“open” button – opens files with extensions: .txt, .fasta (.fas, .fa, .fsa, .ffn, .fna), .fastq.
- Genes differential expression
- miRNAs differential expression
Genes differential expression
The differential gene expression analysis performs for two conditions designated as the control and the induced conditions.
First, open the read files (.fasta or .fastq) in the corresponding table (windows): “Induced RNA sample”, “Control RNA sample”. Use the “delete” button to remove files from the tables. Each replicate of the induced sample should be provided together with a control sample replicate.
Then open a genbank file of the genome to generate a list of genes for analysis. Use the “clear” button to empty the list of genes. Press the “gene types” button to choose the types of genes. Select the corresponding rows in the “Genome” table and press the “add” button to select a gene for analysis. The selected genes will appear in the table “Selected genes”. Use the “delete” button to remove the selected genes. Housekeeping genes can be selected using the corresponding rows in the “Genome” table and pressing the “add” button above the table “Housekeeping genes”. Use the “delete” button to remove the selected housekeeping genes. The selected section of the “Housekeeping genes” should be On. If the selected section is Off, the further analysis will be performed without a reference to housekeeping genes.
Set the number of seeds and the seed size (in bp). The seed size should be less than the read size and the number of seeds is limited by the ratio of the gene length to seed size. See the explaining scheme below. For instance, for two seeds, the number of exact matches of seed 1 in the reads will be added up to the number of exact matches of seed 2. The resulting numbers will be used to calculate the relative expression of genes between the induced and control samples. The calculation for higher number of seeds is more reliable but it takes more time.
In the case of several replicates the average and standard deviation values will be calculated.
Pressing the “find” button starts the calculation. The process can be cancelled using the “cancel” button. When the process is completed, press the button “up/down genes Graph/Table” to see the the graphic representation of up and downregulated genes. To see the list of regulated genes press the button “table of up/down genes”. To set the minimum regulation fold use the popup menu “fold greater than”.
miRNAs differential expression
The differential miRNAs expression analysis performs for two conditions designated as the control and the induced conditions. First, open the reads files (.fasta or .fastq) in corresponding tables: “Induced miRNA sample” and “Control miRNA sample”. Use the “delete” button to remove the files from the tables. Each induced sample replicate should be provided with a control sample replicate.
Set the corresponding organism from the list of the organisms provided (third level, right side). The search field can help to find the organism of interest. Double click on the organism row to open a window with settings for default (from miRBase.org) and custom miRNA databases. Alternatively, double click on table header when the desired organism is not in the table. For generation of custom database set “miRNA name”, “Organism”, “miRNA sequence” and then press the “add” button. To export, import or to delete the custom miRNA database file (fasta file with .fa extension) use corresponding buttons.

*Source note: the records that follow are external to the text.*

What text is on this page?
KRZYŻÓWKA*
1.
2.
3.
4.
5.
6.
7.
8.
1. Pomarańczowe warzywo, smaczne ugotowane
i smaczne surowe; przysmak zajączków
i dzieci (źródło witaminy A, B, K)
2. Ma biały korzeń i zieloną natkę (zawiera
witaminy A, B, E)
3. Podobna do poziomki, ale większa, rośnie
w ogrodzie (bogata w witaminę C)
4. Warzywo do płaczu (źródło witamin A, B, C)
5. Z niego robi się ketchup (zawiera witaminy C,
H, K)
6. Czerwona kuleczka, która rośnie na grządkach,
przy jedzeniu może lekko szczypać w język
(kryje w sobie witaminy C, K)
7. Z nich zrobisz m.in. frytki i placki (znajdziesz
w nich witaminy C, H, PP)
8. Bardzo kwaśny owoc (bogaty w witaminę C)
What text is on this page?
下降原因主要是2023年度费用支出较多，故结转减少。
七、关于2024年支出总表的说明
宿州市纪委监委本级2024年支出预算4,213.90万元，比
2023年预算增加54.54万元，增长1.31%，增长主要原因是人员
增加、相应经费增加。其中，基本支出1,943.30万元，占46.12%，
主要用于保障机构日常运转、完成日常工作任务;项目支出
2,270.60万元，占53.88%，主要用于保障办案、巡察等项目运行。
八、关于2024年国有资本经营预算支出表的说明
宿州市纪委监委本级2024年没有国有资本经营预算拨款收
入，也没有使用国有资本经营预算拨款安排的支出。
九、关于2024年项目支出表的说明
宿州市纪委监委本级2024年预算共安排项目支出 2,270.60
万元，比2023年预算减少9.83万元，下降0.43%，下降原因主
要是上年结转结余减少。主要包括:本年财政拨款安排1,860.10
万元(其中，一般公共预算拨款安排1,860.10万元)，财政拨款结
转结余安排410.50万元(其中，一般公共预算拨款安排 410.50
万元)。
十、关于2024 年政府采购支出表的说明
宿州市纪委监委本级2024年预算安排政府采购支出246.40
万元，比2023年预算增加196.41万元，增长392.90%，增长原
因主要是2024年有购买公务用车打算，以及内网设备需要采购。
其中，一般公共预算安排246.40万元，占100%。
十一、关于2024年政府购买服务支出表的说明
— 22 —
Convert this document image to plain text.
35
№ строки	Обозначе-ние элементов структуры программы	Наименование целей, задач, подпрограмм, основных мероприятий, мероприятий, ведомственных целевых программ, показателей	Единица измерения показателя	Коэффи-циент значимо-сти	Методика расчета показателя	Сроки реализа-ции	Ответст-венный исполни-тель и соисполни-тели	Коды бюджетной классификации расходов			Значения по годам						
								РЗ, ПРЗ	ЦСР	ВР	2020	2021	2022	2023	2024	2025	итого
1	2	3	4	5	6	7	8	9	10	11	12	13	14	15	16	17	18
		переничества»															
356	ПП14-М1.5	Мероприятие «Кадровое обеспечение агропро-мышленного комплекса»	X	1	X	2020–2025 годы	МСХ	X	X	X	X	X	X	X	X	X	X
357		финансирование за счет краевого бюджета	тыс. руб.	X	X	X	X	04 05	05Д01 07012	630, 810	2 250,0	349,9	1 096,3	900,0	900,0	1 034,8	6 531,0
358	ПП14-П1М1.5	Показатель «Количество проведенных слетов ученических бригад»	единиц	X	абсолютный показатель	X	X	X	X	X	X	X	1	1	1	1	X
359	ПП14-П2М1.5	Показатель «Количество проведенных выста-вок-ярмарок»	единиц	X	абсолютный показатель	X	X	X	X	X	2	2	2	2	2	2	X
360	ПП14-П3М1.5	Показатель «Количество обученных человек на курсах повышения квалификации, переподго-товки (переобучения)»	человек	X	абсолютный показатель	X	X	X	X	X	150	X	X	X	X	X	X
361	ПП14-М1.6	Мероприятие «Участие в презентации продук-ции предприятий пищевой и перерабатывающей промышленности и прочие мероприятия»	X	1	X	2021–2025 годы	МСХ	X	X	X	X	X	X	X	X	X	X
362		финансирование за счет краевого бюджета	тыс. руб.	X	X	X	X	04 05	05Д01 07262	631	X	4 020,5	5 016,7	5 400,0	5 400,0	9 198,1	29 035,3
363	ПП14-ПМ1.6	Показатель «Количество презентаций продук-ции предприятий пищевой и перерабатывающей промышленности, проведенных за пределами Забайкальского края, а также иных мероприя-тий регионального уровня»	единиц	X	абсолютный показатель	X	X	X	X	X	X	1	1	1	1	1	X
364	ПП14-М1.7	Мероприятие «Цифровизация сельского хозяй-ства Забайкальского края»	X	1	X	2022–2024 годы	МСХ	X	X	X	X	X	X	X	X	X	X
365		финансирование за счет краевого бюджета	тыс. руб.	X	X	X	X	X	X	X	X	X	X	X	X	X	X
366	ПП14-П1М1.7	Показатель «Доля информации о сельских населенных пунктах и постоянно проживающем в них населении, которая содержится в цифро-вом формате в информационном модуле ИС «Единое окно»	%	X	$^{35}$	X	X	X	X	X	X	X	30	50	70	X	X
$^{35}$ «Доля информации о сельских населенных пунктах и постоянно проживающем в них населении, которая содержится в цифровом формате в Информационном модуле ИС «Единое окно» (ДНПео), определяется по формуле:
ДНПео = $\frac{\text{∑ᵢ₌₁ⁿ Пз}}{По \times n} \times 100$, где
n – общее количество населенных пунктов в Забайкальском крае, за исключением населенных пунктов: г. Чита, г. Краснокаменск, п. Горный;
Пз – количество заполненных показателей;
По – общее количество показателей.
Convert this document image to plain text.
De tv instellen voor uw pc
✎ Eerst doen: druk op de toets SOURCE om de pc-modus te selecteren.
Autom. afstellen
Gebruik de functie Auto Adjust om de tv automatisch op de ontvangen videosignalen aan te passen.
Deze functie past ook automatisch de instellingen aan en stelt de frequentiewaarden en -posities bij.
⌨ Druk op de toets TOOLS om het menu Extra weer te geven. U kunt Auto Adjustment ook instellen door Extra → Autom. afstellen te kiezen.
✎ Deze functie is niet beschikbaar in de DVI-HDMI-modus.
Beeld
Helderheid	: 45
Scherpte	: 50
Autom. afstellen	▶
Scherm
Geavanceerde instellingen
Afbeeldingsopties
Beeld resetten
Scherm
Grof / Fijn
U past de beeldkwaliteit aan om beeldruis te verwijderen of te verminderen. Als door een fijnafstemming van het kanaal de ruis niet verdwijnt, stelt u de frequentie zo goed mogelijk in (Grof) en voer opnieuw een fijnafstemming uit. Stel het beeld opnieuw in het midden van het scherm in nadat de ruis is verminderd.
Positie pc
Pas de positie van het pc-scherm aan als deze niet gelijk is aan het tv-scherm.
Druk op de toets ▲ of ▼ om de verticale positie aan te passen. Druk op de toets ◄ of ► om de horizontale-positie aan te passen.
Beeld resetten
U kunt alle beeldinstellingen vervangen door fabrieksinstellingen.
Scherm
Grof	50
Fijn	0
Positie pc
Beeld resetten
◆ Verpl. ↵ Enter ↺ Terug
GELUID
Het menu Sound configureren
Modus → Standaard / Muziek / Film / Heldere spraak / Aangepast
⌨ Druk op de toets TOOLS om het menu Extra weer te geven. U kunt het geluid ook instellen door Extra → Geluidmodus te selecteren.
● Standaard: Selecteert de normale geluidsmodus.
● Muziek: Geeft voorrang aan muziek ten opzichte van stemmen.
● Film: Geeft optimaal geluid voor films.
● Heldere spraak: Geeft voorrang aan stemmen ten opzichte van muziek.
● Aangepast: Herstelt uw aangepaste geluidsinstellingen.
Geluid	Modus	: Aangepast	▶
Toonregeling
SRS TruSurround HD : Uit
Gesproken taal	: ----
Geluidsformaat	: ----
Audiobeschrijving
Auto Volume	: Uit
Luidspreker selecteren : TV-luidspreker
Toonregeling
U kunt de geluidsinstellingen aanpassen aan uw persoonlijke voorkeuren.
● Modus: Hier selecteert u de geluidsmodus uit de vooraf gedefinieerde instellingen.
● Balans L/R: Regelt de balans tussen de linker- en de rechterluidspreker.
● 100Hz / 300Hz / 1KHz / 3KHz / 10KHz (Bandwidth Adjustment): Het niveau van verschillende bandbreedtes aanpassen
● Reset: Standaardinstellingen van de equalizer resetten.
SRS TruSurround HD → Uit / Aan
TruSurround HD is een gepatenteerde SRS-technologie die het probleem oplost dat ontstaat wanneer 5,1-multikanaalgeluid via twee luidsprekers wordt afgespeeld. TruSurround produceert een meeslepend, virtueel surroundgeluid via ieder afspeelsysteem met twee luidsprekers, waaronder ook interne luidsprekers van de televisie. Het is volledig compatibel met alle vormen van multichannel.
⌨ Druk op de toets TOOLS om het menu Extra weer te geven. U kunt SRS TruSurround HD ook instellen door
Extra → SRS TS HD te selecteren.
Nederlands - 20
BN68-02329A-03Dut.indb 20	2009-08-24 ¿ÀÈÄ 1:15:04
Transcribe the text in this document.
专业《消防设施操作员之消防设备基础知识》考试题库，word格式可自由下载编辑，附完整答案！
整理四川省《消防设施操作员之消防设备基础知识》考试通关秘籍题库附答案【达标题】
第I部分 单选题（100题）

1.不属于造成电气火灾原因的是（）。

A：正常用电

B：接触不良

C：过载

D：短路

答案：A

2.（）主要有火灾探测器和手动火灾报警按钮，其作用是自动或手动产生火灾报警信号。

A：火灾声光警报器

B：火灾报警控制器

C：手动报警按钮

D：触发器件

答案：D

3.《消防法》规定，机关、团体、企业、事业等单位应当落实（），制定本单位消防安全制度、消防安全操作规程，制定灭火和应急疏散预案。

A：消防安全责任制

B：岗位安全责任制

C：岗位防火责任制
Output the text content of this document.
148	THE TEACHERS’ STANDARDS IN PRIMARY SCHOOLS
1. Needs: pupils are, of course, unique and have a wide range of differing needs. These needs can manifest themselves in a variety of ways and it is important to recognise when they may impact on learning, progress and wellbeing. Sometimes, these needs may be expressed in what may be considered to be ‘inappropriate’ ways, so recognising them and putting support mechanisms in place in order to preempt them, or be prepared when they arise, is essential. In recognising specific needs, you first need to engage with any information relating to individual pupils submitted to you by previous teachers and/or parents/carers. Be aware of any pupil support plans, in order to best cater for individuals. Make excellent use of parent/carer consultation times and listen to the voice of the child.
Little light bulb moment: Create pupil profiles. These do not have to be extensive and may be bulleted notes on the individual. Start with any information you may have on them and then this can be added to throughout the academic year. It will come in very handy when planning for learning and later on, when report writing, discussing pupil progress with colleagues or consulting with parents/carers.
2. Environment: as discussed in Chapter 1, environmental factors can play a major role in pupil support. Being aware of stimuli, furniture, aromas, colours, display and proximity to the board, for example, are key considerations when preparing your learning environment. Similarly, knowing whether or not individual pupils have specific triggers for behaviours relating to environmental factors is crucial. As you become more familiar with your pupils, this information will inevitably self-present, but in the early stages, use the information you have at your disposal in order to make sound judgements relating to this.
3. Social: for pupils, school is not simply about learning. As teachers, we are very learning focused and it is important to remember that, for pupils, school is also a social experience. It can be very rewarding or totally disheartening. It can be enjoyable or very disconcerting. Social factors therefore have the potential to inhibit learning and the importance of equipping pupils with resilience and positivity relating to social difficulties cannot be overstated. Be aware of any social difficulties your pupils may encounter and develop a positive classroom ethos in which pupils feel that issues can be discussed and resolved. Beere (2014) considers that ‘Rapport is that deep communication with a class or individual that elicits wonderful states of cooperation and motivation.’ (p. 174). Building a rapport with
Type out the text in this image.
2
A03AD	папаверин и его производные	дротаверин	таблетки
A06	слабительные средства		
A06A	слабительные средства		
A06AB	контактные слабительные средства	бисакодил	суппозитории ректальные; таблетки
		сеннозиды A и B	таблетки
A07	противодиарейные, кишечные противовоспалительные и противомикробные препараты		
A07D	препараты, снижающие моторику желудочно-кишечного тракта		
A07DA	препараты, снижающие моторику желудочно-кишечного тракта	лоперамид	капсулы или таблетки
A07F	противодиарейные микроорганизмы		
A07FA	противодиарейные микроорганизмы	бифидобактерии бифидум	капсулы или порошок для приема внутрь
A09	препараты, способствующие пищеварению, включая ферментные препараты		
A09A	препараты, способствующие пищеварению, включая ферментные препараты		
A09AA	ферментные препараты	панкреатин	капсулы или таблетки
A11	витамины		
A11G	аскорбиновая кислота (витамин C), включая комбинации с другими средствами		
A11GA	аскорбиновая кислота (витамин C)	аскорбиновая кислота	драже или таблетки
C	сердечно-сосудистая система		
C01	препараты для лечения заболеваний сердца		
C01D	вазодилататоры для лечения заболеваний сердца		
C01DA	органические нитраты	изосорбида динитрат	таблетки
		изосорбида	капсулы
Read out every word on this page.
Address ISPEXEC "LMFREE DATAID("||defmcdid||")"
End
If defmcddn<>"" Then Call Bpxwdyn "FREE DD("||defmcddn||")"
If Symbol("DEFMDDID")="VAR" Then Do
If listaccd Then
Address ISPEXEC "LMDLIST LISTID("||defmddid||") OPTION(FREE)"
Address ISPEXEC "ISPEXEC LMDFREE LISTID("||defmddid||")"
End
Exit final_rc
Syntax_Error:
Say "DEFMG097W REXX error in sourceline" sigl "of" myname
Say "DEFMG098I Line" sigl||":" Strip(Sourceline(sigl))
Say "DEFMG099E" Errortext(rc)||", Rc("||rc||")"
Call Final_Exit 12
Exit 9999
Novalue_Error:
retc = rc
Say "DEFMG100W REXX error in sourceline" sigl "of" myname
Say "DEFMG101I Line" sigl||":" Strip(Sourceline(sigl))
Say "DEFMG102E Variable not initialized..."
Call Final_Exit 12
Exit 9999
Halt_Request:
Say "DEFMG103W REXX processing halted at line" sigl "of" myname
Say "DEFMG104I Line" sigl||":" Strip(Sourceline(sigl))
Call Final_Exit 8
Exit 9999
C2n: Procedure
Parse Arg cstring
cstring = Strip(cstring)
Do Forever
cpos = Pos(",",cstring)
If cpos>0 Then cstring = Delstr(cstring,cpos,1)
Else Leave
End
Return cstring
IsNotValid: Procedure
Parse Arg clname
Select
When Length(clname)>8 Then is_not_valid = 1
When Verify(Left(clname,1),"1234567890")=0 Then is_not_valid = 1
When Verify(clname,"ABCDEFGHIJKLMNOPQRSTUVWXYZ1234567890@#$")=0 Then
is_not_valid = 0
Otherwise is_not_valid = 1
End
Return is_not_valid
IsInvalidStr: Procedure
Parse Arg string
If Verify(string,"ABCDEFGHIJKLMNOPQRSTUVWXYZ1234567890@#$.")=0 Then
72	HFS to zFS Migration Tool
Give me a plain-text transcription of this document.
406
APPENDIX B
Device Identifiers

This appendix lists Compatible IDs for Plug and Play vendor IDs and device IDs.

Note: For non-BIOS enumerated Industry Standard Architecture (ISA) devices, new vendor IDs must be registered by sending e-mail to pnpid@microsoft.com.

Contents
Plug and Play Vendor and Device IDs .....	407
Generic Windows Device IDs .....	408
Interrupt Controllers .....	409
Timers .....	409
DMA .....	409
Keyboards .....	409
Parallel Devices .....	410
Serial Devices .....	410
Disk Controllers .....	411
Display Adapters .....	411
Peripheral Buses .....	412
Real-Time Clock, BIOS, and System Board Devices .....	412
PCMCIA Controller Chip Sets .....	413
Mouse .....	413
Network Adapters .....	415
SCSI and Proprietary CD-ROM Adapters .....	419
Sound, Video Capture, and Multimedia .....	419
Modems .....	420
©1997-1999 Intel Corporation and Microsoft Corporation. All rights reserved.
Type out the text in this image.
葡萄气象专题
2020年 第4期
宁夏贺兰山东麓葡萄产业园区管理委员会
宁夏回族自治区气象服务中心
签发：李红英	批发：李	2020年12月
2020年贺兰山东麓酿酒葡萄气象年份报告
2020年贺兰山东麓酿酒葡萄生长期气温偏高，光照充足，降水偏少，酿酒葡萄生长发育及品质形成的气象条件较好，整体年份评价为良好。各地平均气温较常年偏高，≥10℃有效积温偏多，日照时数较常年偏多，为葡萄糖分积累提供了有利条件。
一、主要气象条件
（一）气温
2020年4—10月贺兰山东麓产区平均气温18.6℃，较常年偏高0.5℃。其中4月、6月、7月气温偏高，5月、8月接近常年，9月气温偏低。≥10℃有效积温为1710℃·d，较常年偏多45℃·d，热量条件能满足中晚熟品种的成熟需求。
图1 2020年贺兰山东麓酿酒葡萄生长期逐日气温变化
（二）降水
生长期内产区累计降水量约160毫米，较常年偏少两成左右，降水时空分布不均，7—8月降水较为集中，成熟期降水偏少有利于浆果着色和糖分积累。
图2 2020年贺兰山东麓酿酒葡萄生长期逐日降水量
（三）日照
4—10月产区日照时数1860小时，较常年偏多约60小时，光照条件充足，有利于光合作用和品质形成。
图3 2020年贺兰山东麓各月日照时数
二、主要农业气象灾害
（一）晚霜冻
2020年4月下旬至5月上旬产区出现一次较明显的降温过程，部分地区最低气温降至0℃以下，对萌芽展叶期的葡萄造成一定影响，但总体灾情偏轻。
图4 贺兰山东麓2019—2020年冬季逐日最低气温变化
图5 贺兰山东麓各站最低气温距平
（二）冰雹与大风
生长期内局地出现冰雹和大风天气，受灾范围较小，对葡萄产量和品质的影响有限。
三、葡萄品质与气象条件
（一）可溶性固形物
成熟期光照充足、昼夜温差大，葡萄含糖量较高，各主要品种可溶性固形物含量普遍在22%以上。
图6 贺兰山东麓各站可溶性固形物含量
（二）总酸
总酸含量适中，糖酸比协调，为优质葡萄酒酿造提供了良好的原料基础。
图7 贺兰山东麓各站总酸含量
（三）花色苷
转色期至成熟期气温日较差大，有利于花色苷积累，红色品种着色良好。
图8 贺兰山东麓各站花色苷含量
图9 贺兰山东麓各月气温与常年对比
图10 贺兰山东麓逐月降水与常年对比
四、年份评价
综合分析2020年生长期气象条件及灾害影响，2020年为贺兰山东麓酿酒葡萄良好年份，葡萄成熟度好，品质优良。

Press the “find” button to find exact matches of miRNAs in the reads. Use the “cancel” button to stop the process. To set the minimum of regulation fold use the popup menu “fold greater than”. To see the found miRNAs in the sample, select the corresponding row in the table of samples. The found miRNAs will be displayed in the window “Found miRNAs”. To search for a particular miRNA use the search field. Press the button “up/down miRNAs Graph/Table” to see the graphic representation of up and downregulated miRNAs. To see the lists of regulated miRNAs press the button “table of up/down miRNA”.
To print or save the graphic representation as a pdf file, use the “print” or “save” buttons. To save the tables of up and downregulated miRNAs use the “save” button.
Note. The presented values of fold-change of up/downregulated genes/miRNAs will be normalised according to the read library sizes of induced and control samples, i.e. the non-normalised folds will be multiplied by the normalisation factor calculated as the ratio of total numbers of reads of control sample to total numbers of reads of induced sample. This procedure is equivalent to the Reads Per Million Reads (RPM) normalisation.